At this moment AJ walks in to find me with a bloated face and a rubber tube protruding from my nose.
‘What on earth are you doing, Nurse Ross?’ she says. She isn’t smiling.
‘I wanted to know what it felt like,’ I croak.
‘Does this mean you are going to perform every procedure I teach on yourself? Are you going to catheterise yourself? Put stitches in yourself so you can take them out? I won’t be able to leave you alone!’
I am in no position to make a dignified reply. Tears are streaming down my red and swollen face. A large globule of viscid fluid that increases in length by the second and threatens to drop onto my crisp, white apron, now accompanies the rubber tube dangling from my nose.
‘No, Sister,’ I manage to gasp.
AJ’s voice is cold as she says, ‘Take that tube out, Nurse, wash it and put it away.’ She leaves the room. I can hear her wheezing.
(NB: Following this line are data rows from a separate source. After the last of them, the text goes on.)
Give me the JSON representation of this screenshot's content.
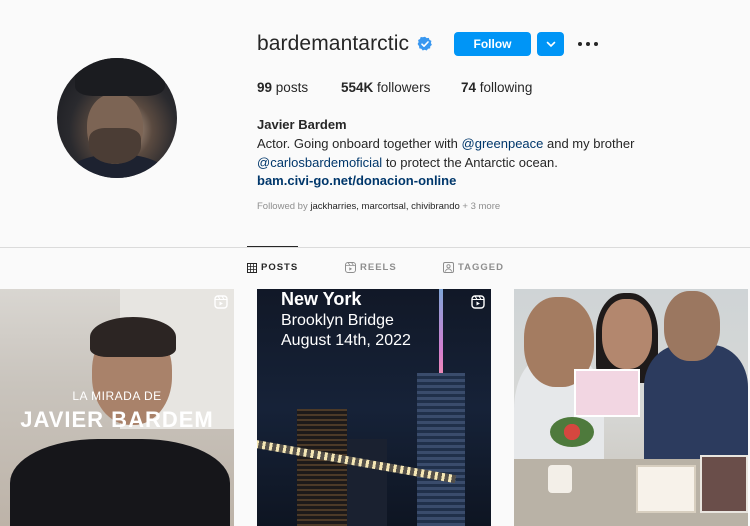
{
  "profile": {
    "username": "bardemantarctic",
    "follow_label": "Follow",
    "stats": {
      "posts_count": "99",
      "posts_label": "posts",
      "followers_count": "554K",
      "followers_label": "followers",
      "following_count": "74",
      "following_label": "following"
    },
    "full_name": "Javier Bardem",
    "bio_line1_prefix": "Actor. Going onboard together with ",
    "bio_mention1": "@greenpeace",
    "bio_line1_suffix": " and my brother",
    "bio_mention2": "@carlosbardemoficial",
    "bio_line2_suffix": " to protect the Antarctic ocean.",
    "link": "bam.civi-go.net/donacion-online",
    "followed_by_prefix": "Followed by ",
    "followed_by_names": "jackharries, marcortsal, chivibrando",
    "followed_by_more": " + 3 more"
  },
  "tabs": [
    {
      "label": "POSTS",
      "icon": "grid-icon",
      "active": true
    },
    {
      "label": "REELS",
      "icon": "reels-icon",
      "active": false
    },
    {
      "label": "TAGGED",
      "icon": "tagged-icon",
      "active": false
    }
  ],
  "posts": [
    {
      "overlay_small": "LA MIRADA DE",
      "overlay_big": "JAVIER BARDEM",
      "type": "reel"
    },
    {
      "line1": "New York",
      "line2": "Brooklyn Bridge",
      "line3": "August 14th, 2022",
      "type": "reel"
    },
    {
      "type": "image"
    }
  ],
  "colors": {
    "primary_button": "#0095f6",
    "link": "#00376b",
    "muted_text": "#8e8e8e",
    "background": "#fafafa"
  }
}
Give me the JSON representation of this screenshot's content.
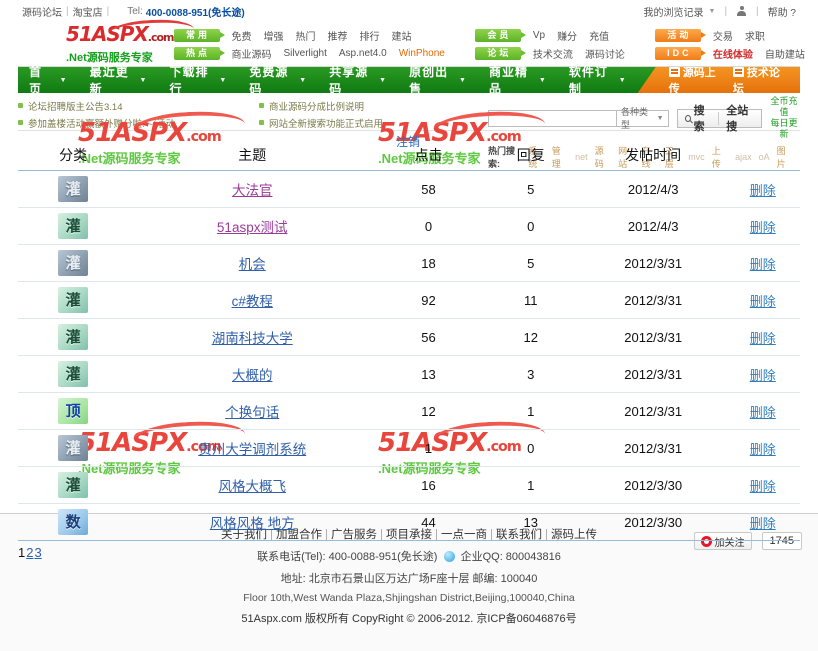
{
  "topbar": {
    "forum_link": "源码论坛",
    "shop_link": "淘宝店",
    "tel_label": "Tel:",
    "tel_number": "400-0088-951(免长途)",
    "history_link": "我的浏览记录",
    "help_link": "帮助 ?"
  },
  "brand": {
    "logo_51": "51A",
    "logo_spx": "SPX",
    "logo_domain": ".com",
    "tagline": ".Net源码服务专家"
  },
  "quicknav": {
    "groups": [
      {
        "tag": "常用",
        "links": [
          "免费",
          "增强",
          "热门",
          "推荐",
          "排行",
          "建站"
        ]
      },
      {
        "tag": "热点",
        "links": [
          "商业源码",
          "Silverlight",
          "Asp.net4.0",
          "WinPhone"
        ]
      },
      {
        "tag": "会员",
        "links": [
          "Vp",
          "赚分",
          "充值"
        ]
      },
      {
        "tag": "论坛",
        "links": [
          "技术交流",
          "源码讨论"
        ]
      },
      {
        "tag": "活动",
        "links": [
          "交易",
          "求职"
        ]
      },
      {
        "tag": "IDC",
        "links": [
          "在线体验",
          "自助建站"
        ]
      }
    ]
  },
  "mainnav": {
    "items": [
      "首 页",
      "最近更新",
      "下载排行",
      "免费源码",
      "共享源码",
      "原创出售",
      "商业精品",
      "软件订制"
    ],
    "right_items": [
      "源码上传",
      "技术论坛"
    ]
  },
  "notices": [
    "论坛招聘版主公告3.14",
    "商业源码分成比例说明",
    "参加盖楼活动赢额外赠分啦! ~(活动",
    "网站全新搜索功能正式启用"
  ],
  "search": {
    "input_value": "",
    "placeholder": "",
    "type_label": "各种类型",
    "search_button": "搜索",
    "site_search_button": "全站搜",
    "promo_line1": "全币充值",
    "promo_line2": "每日更新",
    "hot_label": "热门搜索:",
    "hot_keywords": [
      "系统",
      "管理",
      "net",
      "源码",
      "网站",
      "在线",
      "三层",
      "mvc",
      "上传",
      "ajax",
      "oA",
      "图片"
    ]
  },
  "content": {
    "logout_label": "注销",
    "table": {
      "headers": [
        "分类",
        "主题",
        "点击",
        "回复",
        "发帖时间",
        ""
      ],
      "rows": [
        {
          "cat": "灌",
          "cat_style": "shui",
          "topic": "大法官",
          "visited": true,
          "hits": "58",
          "replies": "5",
          "date": "2012/4/3",
          "action": "删除"
        },
        {
          "cat": "灌",
          "cat_style": "guan",
          "topic": "51aspx测试",
          "visited": true,
          "hits": "0",
          "replies": "0",
          "date": "2012/4/3",
          "action": "删除"
        },
        {
          "cat": "灌",
          "cat_style": "shui",
          "topic": "机会",
          "visited": false,
          "hits": "18",
          "replies": "5",
          "date": "2012/3/31",
          "action": "删除"
        },
        {
          "cat": "灌",
          "cat_style": "guan",
          "topic": "c#教程",
          "visited": false,
          "hits": "92",
          "replies": "11",
          "date": "2012/3/31",
          "action": "删除"
        },
        {
          "cat": "灌",
          "cat_style": "guan",
          "topic": "湖南科技大学",
          "visited": false,
          "hits": "56",
          "replies": "12",
          "date": "2012/3/31",
          "action": "删除"
        },
        {
          "cat": "灌",
          "cat_style": "guan",
          "topic": "大概的",
          "visited": false,
          "hits": "13",
          "replies": "3",
          "date": "2012/3/31",
          "action": "删除"
        },
        {
          "cat": "顶",
          "cat_style": "ding",
          "topic": "个换句话",
          "visited": false,
          "hits": "12",
          "replies": "1",
          "date": "2012/3/31",
          "action": "删除"
        },
        {
          "cat": "灌",
          "cat_style": "shui",
          "topic": "贵州大学调剂系统",
          "visited": false,
          "hits": "1",
          "replies": "0",
          "date": "2012/3/31",
          "action": "删除"
        },
        {
          "cat": "灌",
          "cat_style": "guan",
          "topic": "风格大概飞",
          "visited": false,
          "hits": "16",
          "replies": "1",
          "date": "2012/3/30",
          "action": "删除"
        },
        {
          "cat": "数",
          "cat_style": "shu",
          "topic": "风格风格 地方",
          "visited": false,
          "hits": "44",
          "replies": "13",
          "date": "2012/3/30",
          "action": "删除"
        }
      ]
    },
    "pager": {
      "current": "1",
      "links": [
        "2",
        "3"
      ]
    }
  },
  "watermark": {
    "main_51": "51A",
    "main_spx": "SPX",
    "domain": ".com",
    "sub": ".Net源码服务专家"
  },
  "footer": {
    "links": [
      "关于我们",
      "加盟合作",
      "广告服务",
      "项目承接",
      "一点一商",
      "联系我们",
      "源码上传"
    ],
    "tel_line_label": "联系电话(Tel): 400-0088-951(免长途)",
    "qq_line": "企业QQ: 800043816",
    "address_cn": "地址: 北京市石景山区万达广场F座十层  邮编: 100040",
    "address_en": "Floor 10th,West Wanda Plaza,Shjingshan District,Beijing,100040,China",
    "copyright": "51Aspx.com 版权所有  CopyRight © 2006-2012. 京ICP备06046876号",
    "weibo_label": "加关注",
    "fan_count": "1745"
  }
}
I gingerly pull out the tube and thankfully sink my face into a basin of cold water. I feel mortified. I had not expected to be found by a sister but as I had, I think I should receive some commendation for wanting to experience what a patient goes through, not a rebuke.
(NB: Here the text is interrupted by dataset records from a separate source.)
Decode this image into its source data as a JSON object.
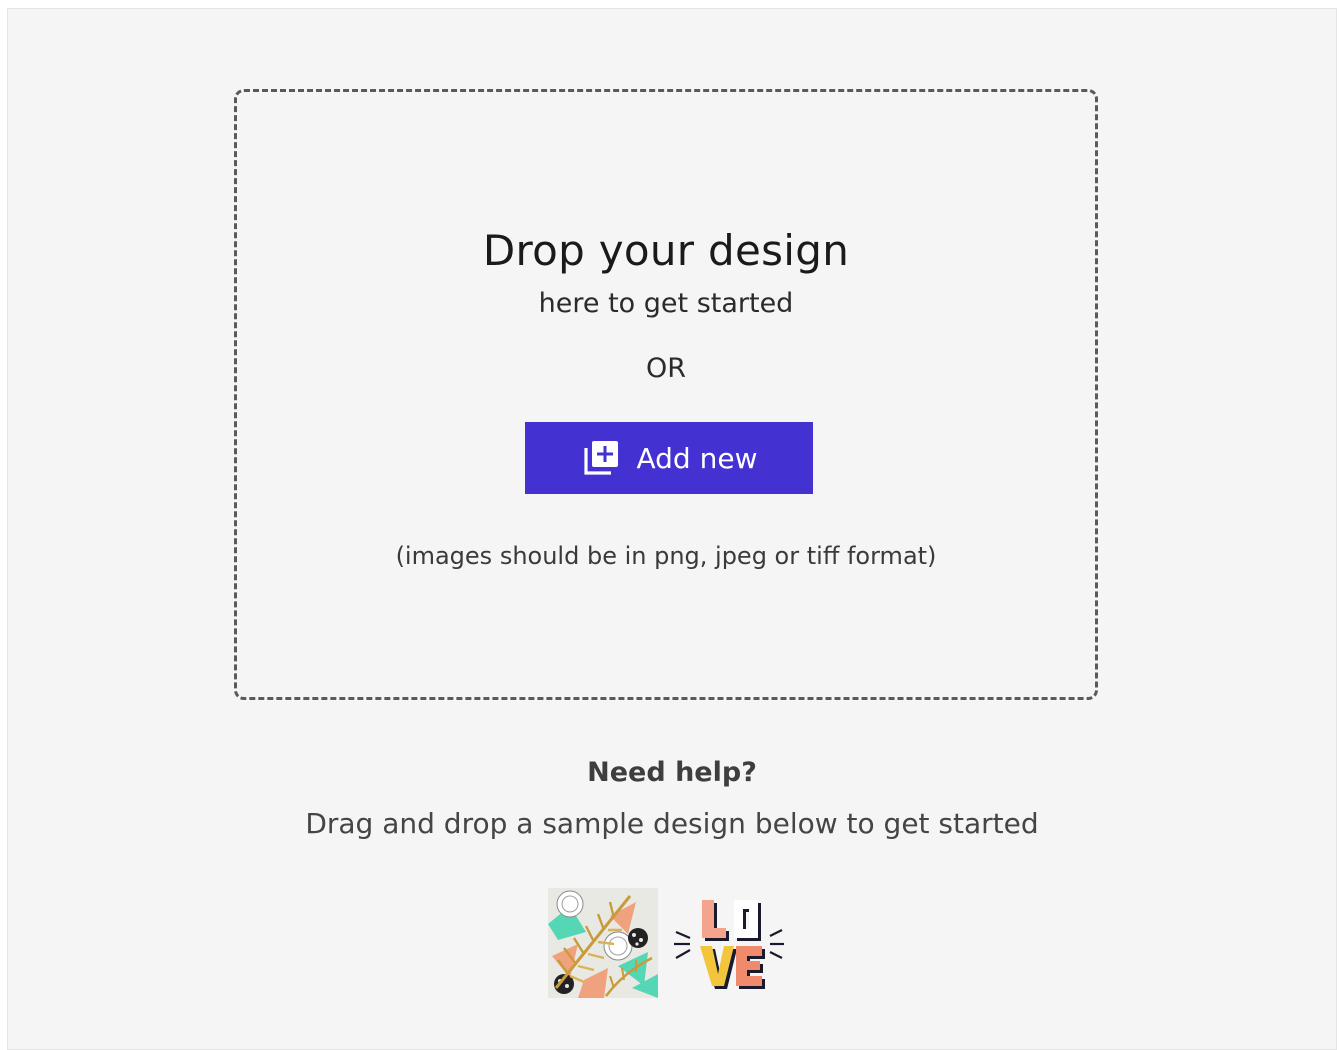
{
  "dropzone": {
    "title": "Drop your design",
    "subtitle": "here to get started",
    "or_label": "OR",
    "add_button_label": "Add new",
    "format_note": "(images should be in png, jpeg or tiff format)"
  },
  "help": {
    "title": "Need help?",
    "text": "Drag and drop a sample design below to get started"
  },
  "samples": [
    {
      "icon": "tropical-pattern-thumbnail"
    },
    {
      "icon": "love-lettering-thumbnail"
    }
  ],
  "colors": {
    "accent": "#4331d1",
    "background": "#f5f5f5",
    "dash_border": "#5a5a5a"
  }
}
Judith tells us an alarming story one day. She was talking to Blinks at breakfast and found out that Blinks thought it was Wednesday instead of Thursday.
‘Nothing wrong with that,’ I say, ‘I often forget what day it is.’
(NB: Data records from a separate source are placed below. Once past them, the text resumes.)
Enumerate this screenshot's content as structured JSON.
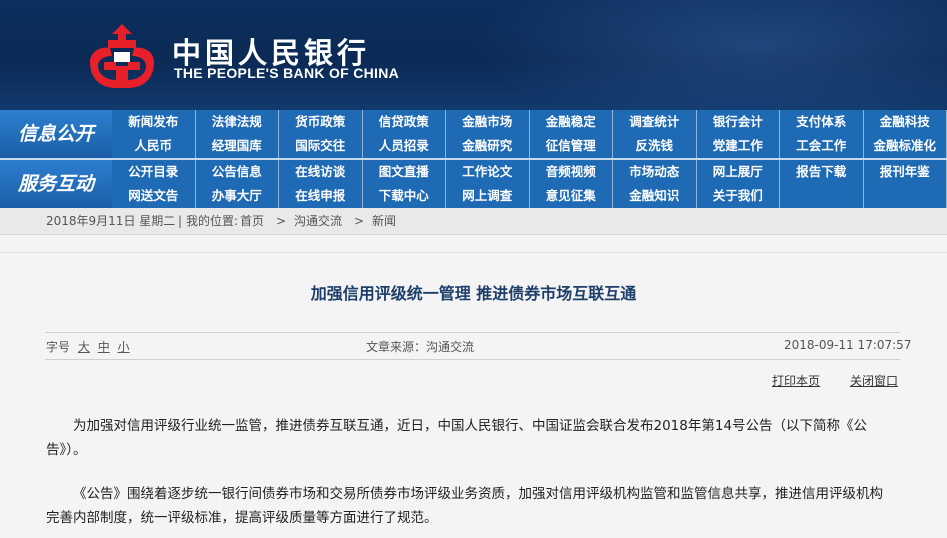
{
  "header": {
    "bank_name_cn": "中国人民银行",
    "bank_name_en": "THE PEOPLE'S BANK OF CHINA",
    "logo_icon": "pboc-logo-icon",
    "logo_color": "#e8202a"
  },
  "nav": {
    "section1_label": "信息公开",
    "section1_items": [
      "新闻发布",
      "法律法规",
      "货币政策",
      "信贷政策",
      "金融市场",
      "金融稳定",
      "调查统计",
      "银行会计",
      "支付体系",
      "金融科技",
      "人民币",
      "经理国库",
      "国际交往",
      "人员招录",
      "金融研究",
      "征信管理",
      "反洗钱",
      "党建工作",
      "工会工作",
      "金融标准化"
    ],
    "section2_label": "服务互动",
    "section2_items": [
      "公开目录",
      "公告信息",
      "在线访谈",
      "图文直播",
      "工作论文",
      "音频视频",
      "市场动态",
      "网上展厅",
      "报告下载",
      "报刊年鉴",
      "网送文告",
      "办事大厅",
      "在线申报",
      "下载中心",
      "网上调查",
      "意见征集",
      "金融知识",
      "关于我们",
      "",
      ""
    ]
  },
  "breadcrumb": {
    "date": "2018年9月11日 星期二",
    "sep": "|",
    "location_label": "我的位置:",
    "home": "首页",
    "arrow": ">",
    "level1": "沟通交流",
    "level2": "新闻"
  },
  "article": {
    "title": "加强信用评级统一管理  推进债券市场互联互通",
    "font_label": "字号",
    "font_large": "大",
    "font_medium": "中",
    "font_small": "小",
    "source": "文章来源：沟通交流",
    "datetime": "2018-09-11  17:07:57",
    "print_label": "打印本页",
    "close_label": "关闭窗口",
    "paragraphs": [
      "为加强对信用评级行业统一监管，推进债券互联互通，近日，中国人民银行、中国证监会联合发布2018年第14号公告（以下简称《公告》）。",
      "《公告》围绕着逐步统一银行间债券市场和交易所债券市场评级业务资质，加强对信用评级机构监管和监管信息共享，推进信用评级机构完善内部制度，统一评级标准，提高评级质量等方面进行了规范。"
    ]
  }
}
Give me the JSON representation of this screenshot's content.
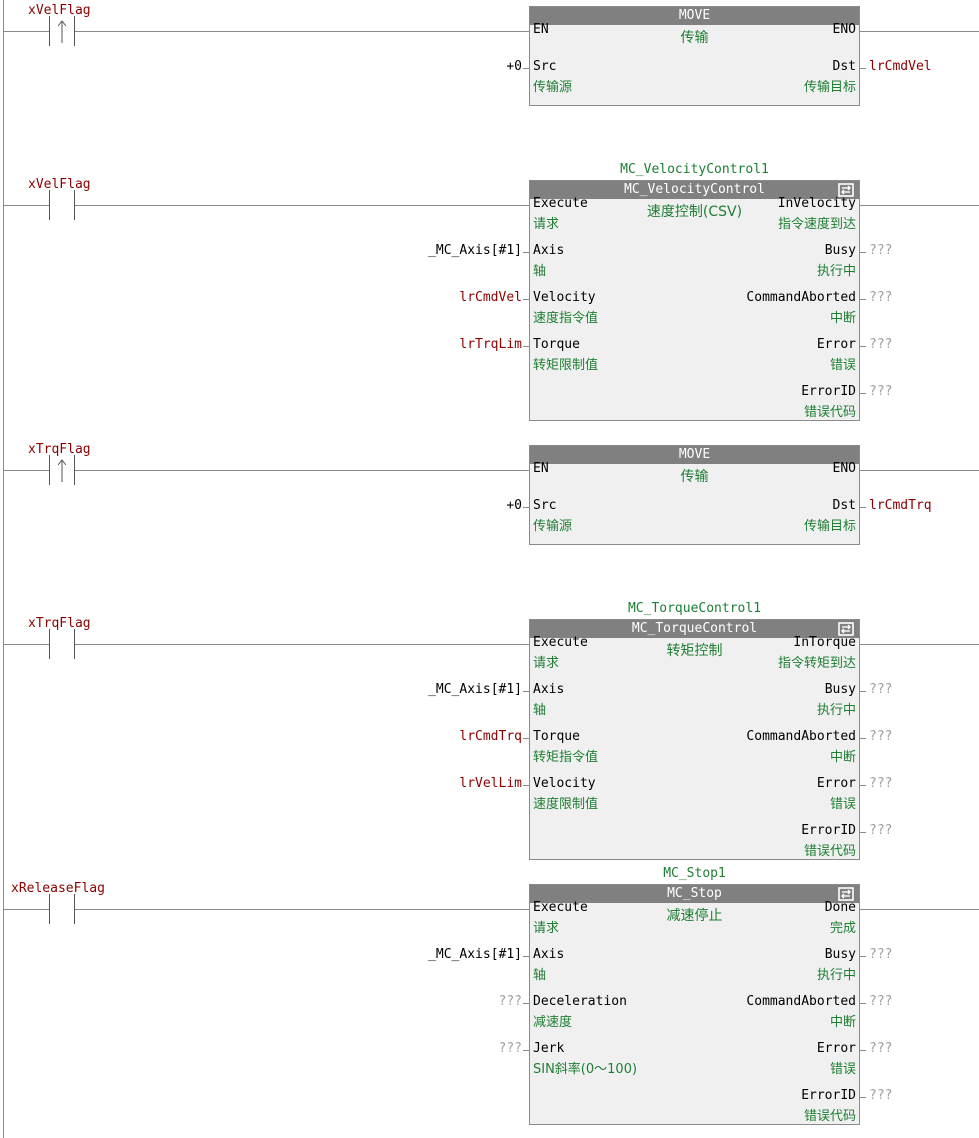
{
  "rungs": [
    {
      "contact_var": "xVelFlag",
      "contact_type": "rising-edge",
      "block": {
        "instance": "",
        "type": "MOVE",
        "desc": "传输",
        "has_reexec_icon": false,
        "in_pins": [
          {
            "name": "EN",
            "cn": "",
            "value": ""
          },
          {
            "name": "Src",
            "cn": "传输源",
            "value": "+0"
          }
        ],
        "out_pins": [
          {
            "name": "ENO",
            "cn": "",
            "value": ""
          },
          {
            "name": "Dst",
            "cn": "传输目标",
            "value": "lrCmdVel"
          }
        ]
      }
    },
    {
      "contact_var": "xVelFlag",
      "contact_type": "normally-open",
      "block": {
        "instance": "MC_VelocityControl1",
        "type": "MC_VelocityControl",
        "desc": "速度控制(CSV)",
        "has_reexec_icon": true,
        "in_pins": [
          {
            "name": "Execute",
            "cn": "请求",
            "value": ""
          },
          {
            "name": "Axis",
            "cn": "轴",
            "value": "_MC_Axis[#1]"
          },
          {
            "name": "Velocity",
            "cn": "速度指令值",
            "value": "lrCmdVel"
          },
          {
            "name": "Torque",
            "cn": "转矩限制值",
            "value": "lrTrqLim"
          }
        ],
        "out_pins": [
          {
            "name": "InVelocity",
            "cn": "指令速度到达",
            "value": ""
          },
          {
            "name": "Busy",
            "cn": "执行中",
            "value": "???"
          },
          {
            "name": "CommandAborted",
            "cn": "中断",
            "value": "???"
          },
          {
            "name": "Error",
            "cn": "错误",
            "value": "???"
          },
          {
            "name": "ErrorID",
            "cn": "错误代码",
            "value": "???"
          }
        ]
      }
    },
    {
      "contact_var": "xTrqFlag",
      "contact_type": "rising-edge",
      "block": {
        "instance": "",
        "type": "MOVE",
        "desc": "传输",
        "has_reexec_icon": false,
        "in_pins": [
          {
            "name": "EN",
            "cn": "",
            "value": ""
          },
          {
            "name": "Src",
            "cn": "传输源",
            "value": "+0"
          }
        ],
        "out_pins": [
          {
            "name": "ENO",
            "cn": "",
            "value": ""
          },
          {
            "name": "Dst",
            "cn": "传输目标",
            "value": "lrCmdTrq"
          }
        ]
      }
    },
    {
      "contact_var": "xTrqFlag",
      "contact_type": "normally-open",
      "block": {
        "instance": "MC_TorqueControl1",
        "type": "MC_TorqueControl",
        "desc": "转矩控制",
        "has_reexec_icon": true,
        "in_pins": [
          {
            "name": "Execute",
            "cn": "请求",
            "value": ""
          },
          {
            "name": "Axis",
            "cn": "轴",
            "value": "_MC_Axis[#1]"
          },
          {
            "name": "Torque",
            "cn": "转矩指令值",
            "value": "lrCmdTrq"
          },
          {
            "name": "Velocity",
            "cn": "速度限制值",
            "value": "lrVelLim"
          }
        ],
        "out_pins": [
          {
            "name": "InTorque",
            "cn": "指令转矩到达",
            "value": ""
          },
          {
            "name": "Busy",
            "cn": "执行中",
            "value": "???"
          },
          {
            "name": "CommandAborted",
            "cn": "中断",
            "value": "???"
          },
          {
            "name": "Error",
            "cn": "错误",
            "value": "???"
          },
          {
            "name": "ErrorID",
            "cn": "错误代码",
            "value": "???"
          }
        ]
      }
    },
    {
      "contact_var": "xReleaseFlag",
      "contact_type": "normally-open",
      "block": {
        "instance": "MC_Stop1",
        "type": "MC_Stop",
        "desc": "减速停止",
        "has_reexec_icon": true,
        "in_pins": [
          {
            "name": "Execute",
            "cn": "请求",
            "value": ""
          },
          {
            "name": "Axis",
            "cn": "轴",
            "value": "_MC_Axis[#1]"
          },
          {
            "name": "Deceleration",
            "cn": "减速度",
            "value": "???"
          },
          {
            "name": "Jerk",
            "cn": "SIN斜率(0～100)",
            "value": "???"
          }
        ],
        "out_pins": [
          {
            "name": "Done",
            "cn": "完成",
            "value": ""
          },
          {
            "name": "Busy",
            "cn": "执行中",
            "value": "???"
          },
          {
            "name": "CommandAborted",
            "cn": "中断",
            "value": "???"
          },
          {
            "name": "Error",
            "cn": "错误",
            "value": "???"
          },
          {
            "name": "ErrorID",
            "cn": "错误代码",
            "value": "???"
          }
        ]
      }
    }
  ],
  "colors": {
    "variable": "#8b0000",
    "instance": "#1e7e34",
    "unassigned": "#a0a0a0",
    "block_header": "#808080",
    "block_body": "#f0f0f0"
  }
}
‘Yes, but Blinks couldn’t remember anything that had happened the day before, that was what was so funny. Well you know I am on the ward above her, so I talked to her staff nurse and found out that Blinks had not shown up for duty on the Wednesday. No one seemed to worry too much; they didn’t even go and check her room. Typical of the way they care about us.’
‘Where was Blinks? Did she take a day off?’
‘No. I think, and so does Blinks, that she slept the whole time. She went to bed on Tuesday, didn’t get up on Wednesday, slept all day and all night, and got up on Thursday thinking it was Wednesday. Now, don’t you think there is something wrong?’
I tell Judith about the time Blinks barged into my room without knocking and screamed at me. ‘You have been poking around in my room, haven’t you? Where is it?’
‘Where’s what Blinks? I haven’t been near your room.’ I was alarmed.
‘My pocket watch. You came and took it.’
‘No I didn’t, Blinks,’ I said gently, ‘it’s in your pocket.’ I could see its chain behind the bib of her apron.
‘Oh, yes. How silly of me. I’m sorry.’
When I talk to the others, they relate similar experiences. It doesn’t occur to us, nor to the sisters, that there can be something wrong with Blinks. Now that we are in block and see Blinks every day, we notice how much she has changed. She is so forgetful that if we don’t escort her to class she will go without the things she needs. She barely passes the weekly written tests and because she can’t remember what goes on the various trays and trolleys, she fails the practical tests. AJ seems worried about her. She confides in me and tells me she is going to ask Blinks to set a tray for a medical fomentation in a test the next day.
‘I think she just needs some encouragement and I would like her to get something right for a change. Will you go over the tray with her until she knows it inside-out?’
Blinks and I come back to the practical room after supper to practice setting trays and trolleys. I make sure Blinks sets the medical fomentation tray until she gets it right. She is delighted when she gets full marks next day and AJ gives me a conspiratorial smile. Blinks gets enough marks to scrape through.
We go home for a few days after block and when I return I notice that the door to Blinks’s room is open. I see one of the Home Sisters packing up her things. A bare mattress stares at me with the same aura of death as a stripped bed on the wards.